O Ministro dos Negócios Estrangeiros participou, no dia 21 de janeiro, na Reunião dos Ministros dos Negócios Estrangeiros do Diálogo 5+5, que decorreu em Argel (Argélia).

MNE Dialogo 55

No encontro, os Ministros dos Negócios Estrangeiros debateram em plenária os temas: desenvolvimento económico e social inclusivo e partilhado; juventude e emprego; migrações; e desenvolvimento sustentável.

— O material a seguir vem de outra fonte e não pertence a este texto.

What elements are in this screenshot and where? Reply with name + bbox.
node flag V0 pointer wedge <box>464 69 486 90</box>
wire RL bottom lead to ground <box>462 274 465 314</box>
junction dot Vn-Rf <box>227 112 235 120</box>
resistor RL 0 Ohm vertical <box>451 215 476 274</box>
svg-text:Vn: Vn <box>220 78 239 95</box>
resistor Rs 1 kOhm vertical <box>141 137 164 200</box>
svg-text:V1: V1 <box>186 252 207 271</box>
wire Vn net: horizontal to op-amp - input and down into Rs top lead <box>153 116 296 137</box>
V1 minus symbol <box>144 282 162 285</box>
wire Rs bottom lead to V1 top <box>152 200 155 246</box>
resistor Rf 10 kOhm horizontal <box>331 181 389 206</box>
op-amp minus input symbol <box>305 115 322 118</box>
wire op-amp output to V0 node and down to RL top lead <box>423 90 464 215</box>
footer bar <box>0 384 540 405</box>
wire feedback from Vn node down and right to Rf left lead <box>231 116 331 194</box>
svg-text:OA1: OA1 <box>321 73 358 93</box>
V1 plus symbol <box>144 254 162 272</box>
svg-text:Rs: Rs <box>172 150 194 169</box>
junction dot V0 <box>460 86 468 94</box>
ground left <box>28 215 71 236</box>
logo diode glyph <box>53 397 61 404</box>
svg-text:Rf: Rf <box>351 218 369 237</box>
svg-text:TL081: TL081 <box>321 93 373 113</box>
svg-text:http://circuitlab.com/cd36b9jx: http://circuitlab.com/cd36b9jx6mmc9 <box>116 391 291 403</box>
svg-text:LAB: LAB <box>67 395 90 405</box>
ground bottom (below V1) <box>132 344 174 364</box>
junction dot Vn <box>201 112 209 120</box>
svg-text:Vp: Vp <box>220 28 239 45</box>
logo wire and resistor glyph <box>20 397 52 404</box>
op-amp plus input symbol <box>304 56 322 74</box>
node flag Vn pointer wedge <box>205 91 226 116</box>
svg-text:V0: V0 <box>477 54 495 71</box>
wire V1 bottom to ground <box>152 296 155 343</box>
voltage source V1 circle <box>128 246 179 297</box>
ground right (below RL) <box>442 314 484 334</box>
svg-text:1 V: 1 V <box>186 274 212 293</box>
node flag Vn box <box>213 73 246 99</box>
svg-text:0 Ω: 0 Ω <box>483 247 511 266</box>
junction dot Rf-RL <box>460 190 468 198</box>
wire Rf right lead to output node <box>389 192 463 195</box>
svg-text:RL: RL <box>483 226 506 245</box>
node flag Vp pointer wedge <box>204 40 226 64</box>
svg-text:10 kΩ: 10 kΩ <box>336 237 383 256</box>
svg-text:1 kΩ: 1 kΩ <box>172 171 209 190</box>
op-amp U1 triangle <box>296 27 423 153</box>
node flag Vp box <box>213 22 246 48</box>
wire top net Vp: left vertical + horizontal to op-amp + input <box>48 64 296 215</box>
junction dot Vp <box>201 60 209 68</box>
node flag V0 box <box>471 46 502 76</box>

O terrorismo, a imigração e o estatuto de Jerusalém foram algumas das questões que marcaram a reunião dos chefes da diplomacia.

Na sua intervenção, Augusto Santos Silva defendeu as parcerias de investimento, salientou também quão crítica é a questão das migrações e apresentou a candidatura de António Vitorino à Organização Mundial das Migrações.

Na declaração final do encontro, os ministros criticaram a recente decisão do Presidente dos Estados Unidos, Donald Trump, de reconhecer Jerusalém como capital de Israel e de transferir a embaixada norte-americana, atualmente instalada em Telavive.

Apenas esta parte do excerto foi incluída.